Barbara Oakley, a professor of engineering at Oakland University in Michigan, wrote a book called “Learning how to Learn”  in which she describes techniques one can use to succeed in difficult subjects. She does not hold memorization in disdain, nor learning facts, nor practice. Recently she wrote an op-ed that appeared in the New York Times about the value of practice and memorization in becoming proficient in math–and was castigated in comments that followed as well as in blogs for what was characterized as narrow-mindedness and resistance to innovation in education. The criticisms bore a resemblance to the Kansas City Star columnist’s view of having to deal with the great unwashed.

The Star’s column is typical of the “conversation” about math education in the US. As such, it is nonsense. One doesn’t learn to think critically, or to be creative, without some basic knowledge. And that basic knowledge isn’t something that is dug up on a just-in-time basis. Knowledge is the basic tool with which to think critically; without it, you have nothing to think critically about. Learning how to learn requires some amount of memorization–and memorization allows one to reason with that information. It is not “rote learning” as traditional education is frequently mischaracterized.

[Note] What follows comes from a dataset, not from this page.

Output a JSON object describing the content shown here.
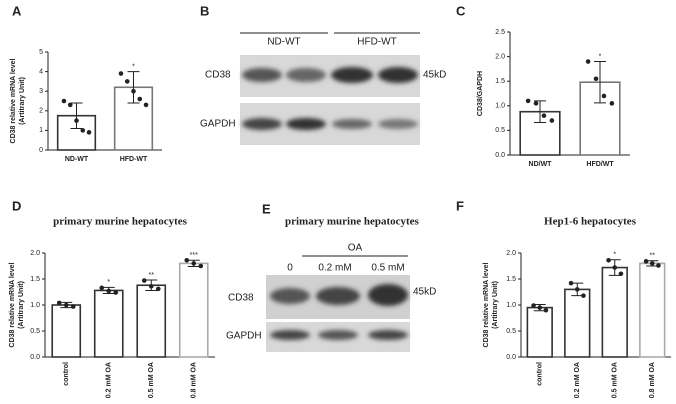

As far as Common Core is concerned, one can interpret the standards in various ways, but the prevailing interpretation seems to be dominated by those who believe as the columnist does that students must “understand” math — otherwise they are “math zombies” who “do math” but do not “know math”.

My comments on math education in general and Common Core in particular can be found here: https://www.youtube.com/watch?v=RlLbXZOoAMU . If you don’t wish to suffer through a half hour of someone whose belief system may be opposed to yoursyou might want to skip to minute 19:24 where I talk about Common Core. I can assure you, however, that if you don’t agree with my views, you won’t like my comments about Common Core either.